When I came to the UK to study in 1999, I didn’t know what a “civil servant” was, or why anyone would want to be one. Ella-of-the-past is unlikely to be the only person who doesn’t know what civil servants do, or where they fit within the UK government.

I happen to know that’s true. I had colleagues (thoughtful, intelligent people committed to public service), who weren’t sure about what they could or couldn’t do or say, or were confused about questions like why civil servants aren’t elected. The Civil Service is trying to become a more inclusive and diverse place to work. But if people on the inside aren’t certain about what they can and can’t do, or how their work fits within government, people on the outside are going to find it even harder.

The existing Civil Service code doesn’t make that any clearer. It’s a palimpsest of endless negotiations, redefining language to suit government. If you have to add multiple bullet points of definitions below commonly used terms, you’ve created your own understandings of them.

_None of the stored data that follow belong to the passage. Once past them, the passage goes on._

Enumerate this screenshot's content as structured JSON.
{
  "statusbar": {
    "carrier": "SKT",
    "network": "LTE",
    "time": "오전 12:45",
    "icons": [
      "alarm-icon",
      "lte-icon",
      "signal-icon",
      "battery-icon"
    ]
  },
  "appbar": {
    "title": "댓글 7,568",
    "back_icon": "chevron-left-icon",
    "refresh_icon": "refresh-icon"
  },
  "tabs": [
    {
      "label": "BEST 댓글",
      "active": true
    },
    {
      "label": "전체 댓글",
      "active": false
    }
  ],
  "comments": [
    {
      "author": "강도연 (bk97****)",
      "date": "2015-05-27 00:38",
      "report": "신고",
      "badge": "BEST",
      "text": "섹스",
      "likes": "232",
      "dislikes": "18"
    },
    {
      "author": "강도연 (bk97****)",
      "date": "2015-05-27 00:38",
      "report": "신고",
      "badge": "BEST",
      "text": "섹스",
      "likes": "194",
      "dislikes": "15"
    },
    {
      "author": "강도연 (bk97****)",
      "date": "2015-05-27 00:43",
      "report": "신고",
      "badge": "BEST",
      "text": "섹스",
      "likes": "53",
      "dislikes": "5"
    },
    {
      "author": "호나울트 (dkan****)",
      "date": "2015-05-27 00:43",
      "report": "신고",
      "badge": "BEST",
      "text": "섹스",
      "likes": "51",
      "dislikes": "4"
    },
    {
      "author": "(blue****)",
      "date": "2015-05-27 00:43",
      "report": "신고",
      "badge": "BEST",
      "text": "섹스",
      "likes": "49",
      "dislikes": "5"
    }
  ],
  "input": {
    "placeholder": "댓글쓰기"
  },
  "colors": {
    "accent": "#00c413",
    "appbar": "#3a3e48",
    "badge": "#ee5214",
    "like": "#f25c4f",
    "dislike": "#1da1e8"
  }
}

It’s also full of reasons to wonder or worry why some things needed spelling out. See: “the importance of co-operation and mutual respect between civil servants working for the UK government and the devolved administrations and vice-versa”. (Now imagine having been in that meeting.) Sometimes, saying everything you can think of means you’re actually explaining very little, and obfuscating too much.

Thought experiments about how words matter

One of the things we did in my old team was make things that made people think differently about what government is and does.

Some of them worked, some didn’t.

We didn’t publish this one because [reasons]. It’s not meant to be inspirational, it’s meant to be useful; an attempt at a collective bureaucratic language to clarify, not obscure.

It’s not an accident that it doesn’t mention any terms associated with “digital” or “tech”, and that it’s serious in tone. I’m still struggling, with many others, about how to write for times when progress narratives seem irrevocably broken. Personality matters, but it’s not all that matters. I spent most of my twenties living in China and the United States, and while I loved aspects of both countries, living in either a collectivist one party state, or a presidential system which glorifies individualism, is not for me. I want a government that is accountable, not aspirational. It’s what I, a foreigner, understand to be the benefit of a non-political government bureaucracy.

I like that it’s not principles for actions, because actions are only ever one part of working somewhere, and that it links back to the democratic role of civil servants. It feels like it could be an internal monologue. (I have many of those.) Of course, I can critique it: “facts” implies we can stand outside interpretation, for example, which I don’t believe to be true (though the limitation of “as accurate as possible” is nice). But it’s a good first stab.

A couple of years later, I still like it.